7. Funmilayo Ransome-Kuti
- Born: October 25, 1900
- Birthplace: Abeokuta, Nigeria
- Children: 4
- Assassinated: April 13, 1978, in Lagos, Nigeria
- Spouse: Israel Oludotun Ransome-Kuti (1925–1955)
- Party: Commoners' People's Party
Funmilayo Ransome Kuti is also among the celebrated past heroes of Nigeria. She was a teacher, an active member of the Movement of the People party, and a women's rights activist. The world remembers Funmilayo as the first Nigerian woman to drive a car and the first female student to attend the Abeokuta Grammar School.
8. Mallam Aminu Kano
- Born: August 9, 1920
- Birthplace: Kano, Nigeria
- Died: April 17, 1983
- Children: Hajiya Maryam Aminu Kano
- Spouse: Hajiya Shatu Aminu Kano
- Parties: NEPU, People's Redemption Party
Mallam Aminu Kano was a tough member of the nationalist movement in the 1940s. He led a socialist movement in northern Nigeria. Aminu suffered a stroke due to cerebral malaria. His wife, Shatu, found him dead on April 17, 1983.
9. Gani Fawehinmi
- Born: April 22, 1938
- Birthplace: Ondo, Nigeria
- Died: September 5, 2009
- Children: 14
- Spouse: Ganiat Bukun Fawehinmi (1965–2009), Abike Fawehinmi
- Party: National conservatism Social conservatism
Abdul-Ganiyu Oyesola Fawehinmi was a foremost Nigerian nationalist. He was an author, publisher, philanthropist, human and civil rights activist, politician, and lawyer. Fawehinmi was passionate about journalism and national affairs. His college mates nicknamed him ‘Nation.’ He died on September 5, 2009, after a long battle with lung cancer.
10. Margaret Ekpo
- Born: July 27, 1914
- Birthplace: Creek Town, Nigeria
- Died: September 21, 2006
- Spouse: Udo Ekpo (married 1938)
- Party: National Convention of Nigerian Citizens
Calabar Airport was named after Margaret Ekpo. She fought for the British government for not allowing Nigerian women to vote, among other issues. Ekpo died at the University of Calabar Teaching Hospital, Calabar, and was buried at Hawkins cemetery in a mausoleum built by the state government.

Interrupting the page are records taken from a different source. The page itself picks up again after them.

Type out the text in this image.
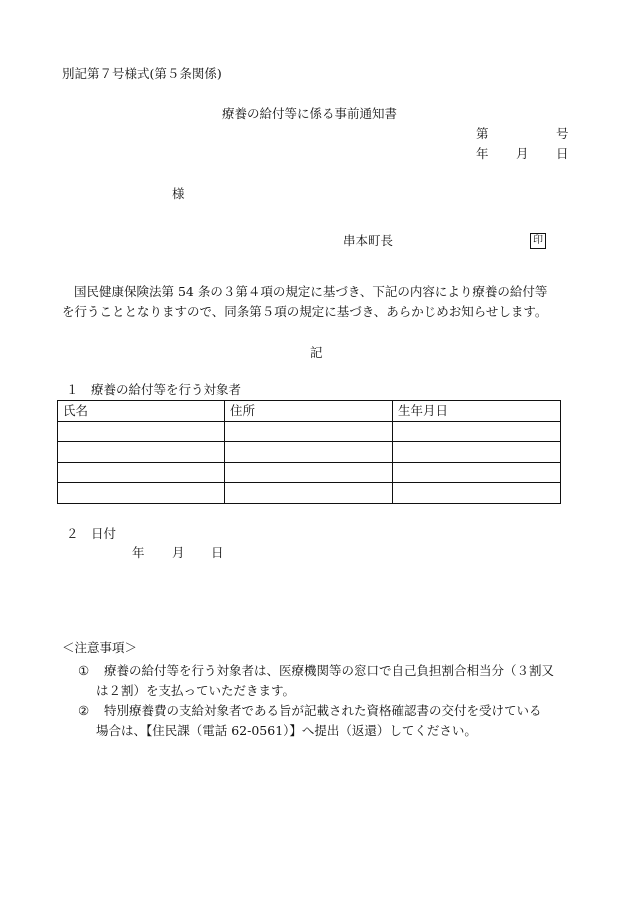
別記第７号様式(第５条関係)
療養の給付等に係る事前通知書
第	号
年 月 日
様
串本町長	印
国民健康保険法第 54 条の３第４項の規定に基づき、下記の内容により療養の給付等
を行うこととなりますので、同条第５項の規定に基づき、あらかじめお知らせします。
記
１　療養の給付等を行う対象者
氏名	住所	生年月日

２　日付
年 月 日
＜注意事項＞
① 療養の給付等を行う対象者は、医療機関等の窓口で自己負担割合相当分（３割又
は２割）を支払っていただきます。
② 特別療養費の支給対象者である旨が記載された資格確認書の交付を受けている
場合は、【住民課（電話 62-0561）】へ提出（返還）してください。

Who is the first Nigerian nationalist?
Herbert Macaulay is considered to be the founder of Nigerian nationalism. His influence began in the 1920s.
Who is the father of nationalism in Nigeria?
Nnamdi Azikiwe and Herbert Macaulay are regarded as the father of nationalism in Nigeria. They fought for establishing the National Council of Nigeria and the Cameroons (NCNC) in 1944.
Who fought for Nigeria to gain independence?
Nnamdi Benjamin Azikiwe was among those who led Nigeria to independence on October 1, 1960. He also became Nigeria's first president.
How did nationalism start in Nigeria?
Economic depression in Lagos caused unemployment, retrenchment, and economic hardships worsened in the early 1930s. Wages fell and forced people to push for reforms because the British government ignored their outcry.
These 10 full names of Nigerian nationalists gave a lot to their country. Nigeria could have had a different story if these legends could not aggressively push the British government to se their people free. Nigerians now enjoy the fruits of these heros' hardships.